# Sentence Segmentation

In [9]:
s1 = 'This is a sentence. This is second sentence. This is last sentence.'
s2 = 'This is a sentence; This is second sentence; This is last sentence.'

In [2]:
import spacy
nlp = spacy.load(name='en_core_web_sm')

In [3]:
doc1 = nlp(s1)

In [5]:
# Identify sentence in paragraph

for sent in doc1.sents:
    print(sent.text)

This is a sentence.
This is second sentence.
This is last sentence.


In [6]:
#Example 2
#got special character .

s3 = 'This is a sentence. This is second U.K. sentence.
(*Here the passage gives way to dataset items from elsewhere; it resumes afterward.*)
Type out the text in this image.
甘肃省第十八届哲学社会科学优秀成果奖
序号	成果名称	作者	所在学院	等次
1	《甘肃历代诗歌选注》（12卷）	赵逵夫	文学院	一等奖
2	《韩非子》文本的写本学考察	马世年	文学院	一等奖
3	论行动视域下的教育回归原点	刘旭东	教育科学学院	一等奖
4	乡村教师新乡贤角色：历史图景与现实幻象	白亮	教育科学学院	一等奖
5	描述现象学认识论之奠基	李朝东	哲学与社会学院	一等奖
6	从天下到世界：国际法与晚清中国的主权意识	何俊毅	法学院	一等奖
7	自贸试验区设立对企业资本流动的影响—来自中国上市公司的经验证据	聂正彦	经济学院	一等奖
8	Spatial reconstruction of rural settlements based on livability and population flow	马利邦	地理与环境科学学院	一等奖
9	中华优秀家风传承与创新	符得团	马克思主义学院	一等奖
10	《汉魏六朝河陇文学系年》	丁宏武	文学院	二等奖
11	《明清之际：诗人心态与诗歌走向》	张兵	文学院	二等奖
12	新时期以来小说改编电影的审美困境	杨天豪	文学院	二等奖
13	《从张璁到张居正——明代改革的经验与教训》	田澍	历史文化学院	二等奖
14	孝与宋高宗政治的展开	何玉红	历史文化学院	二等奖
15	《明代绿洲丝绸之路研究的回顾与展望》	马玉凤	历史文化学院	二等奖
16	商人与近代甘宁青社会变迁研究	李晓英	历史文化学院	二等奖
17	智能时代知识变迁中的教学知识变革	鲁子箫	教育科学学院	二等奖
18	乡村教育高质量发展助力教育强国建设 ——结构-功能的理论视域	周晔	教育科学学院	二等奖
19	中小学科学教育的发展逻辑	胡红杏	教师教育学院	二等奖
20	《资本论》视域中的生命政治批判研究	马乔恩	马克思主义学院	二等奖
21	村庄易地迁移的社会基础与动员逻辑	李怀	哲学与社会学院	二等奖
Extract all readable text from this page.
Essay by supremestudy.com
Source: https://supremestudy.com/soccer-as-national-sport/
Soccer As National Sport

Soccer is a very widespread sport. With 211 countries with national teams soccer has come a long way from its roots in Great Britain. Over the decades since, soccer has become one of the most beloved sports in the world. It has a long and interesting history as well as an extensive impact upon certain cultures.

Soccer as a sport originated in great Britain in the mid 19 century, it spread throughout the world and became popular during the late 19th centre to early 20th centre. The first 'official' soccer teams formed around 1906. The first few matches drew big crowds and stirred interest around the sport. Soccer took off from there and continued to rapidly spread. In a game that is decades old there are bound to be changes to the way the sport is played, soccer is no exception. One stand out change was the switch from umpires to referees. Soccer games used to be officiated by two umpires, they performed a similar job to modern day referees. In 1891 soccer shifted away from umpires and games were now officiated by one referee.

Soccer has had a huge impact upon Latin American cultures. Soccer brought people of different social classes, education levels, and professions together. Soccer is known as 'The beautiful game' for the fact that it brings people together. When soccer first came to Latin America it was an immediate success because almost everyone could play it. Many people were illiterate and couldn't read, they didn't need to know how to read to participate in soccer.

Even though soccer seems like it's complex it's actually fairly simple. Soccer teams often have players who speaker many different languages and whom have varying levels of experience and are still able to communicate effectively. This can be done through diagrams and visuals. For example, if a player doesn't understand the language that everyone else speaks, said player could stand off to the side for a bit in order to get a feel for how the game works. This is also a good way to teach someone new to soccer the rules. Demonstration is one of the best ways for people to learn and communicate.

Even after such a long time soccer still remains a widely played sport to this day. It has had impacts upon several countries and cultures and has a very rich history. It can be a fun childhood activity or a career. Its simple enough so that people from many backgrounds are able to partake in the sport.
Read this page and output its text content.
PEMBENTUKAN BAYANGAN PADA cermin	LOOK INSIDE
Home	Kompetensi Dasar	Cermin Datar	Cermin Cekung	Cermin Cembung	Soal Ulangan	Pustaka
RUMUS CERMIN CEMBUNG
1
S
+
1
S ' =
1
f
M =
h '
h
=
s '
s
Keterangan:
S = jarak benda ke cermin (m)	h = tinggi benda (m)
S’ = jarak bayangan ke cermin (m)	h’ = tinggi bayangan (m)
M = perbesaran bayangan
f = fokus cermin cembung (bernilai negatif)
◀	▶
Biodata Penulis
This is last sentence.'

In [7]:
doc3 = nlp(s3)

In [8]:
for sent in doc3.sents:
    print(sent.text)

This is a sentence.
This is second U.K. sentence.
This is last sentence.


In [10]:
#Example 3 - paragrah with ; to separate sentence
print(s2)
doc2 = nlp(s2)
for sent in doc2.sents:
    print(sent.text)

This is a sentence; This is second sentence; This is last sentence.
This is a sentence; This is second sentence; This is last sentence.


## how to make it recognize semicolon to separate sentence
#### notice that in s2, first 2 sentences end with semicolon, last one end with full stop

### Function: set_custom_boundaries 
#### remove last token
#### whenever encounter ;, the token afterward is the starting point of new sent.


In [42]:
# register a custom pipeline component under a given name
# allows initializing the component by name using Language.add_pipe

from spacy.language import Language

@Language.component('set_custom_boundaries')
def set_custom_boundaries(doc):
    for token in doc[:-1]:
        if token.text == ';':
            print(token.i)
            doc[token.i+1].is_sent_start = True
    return doc

Language.component('set_custom_boundaries',func=set_custom_boundaries)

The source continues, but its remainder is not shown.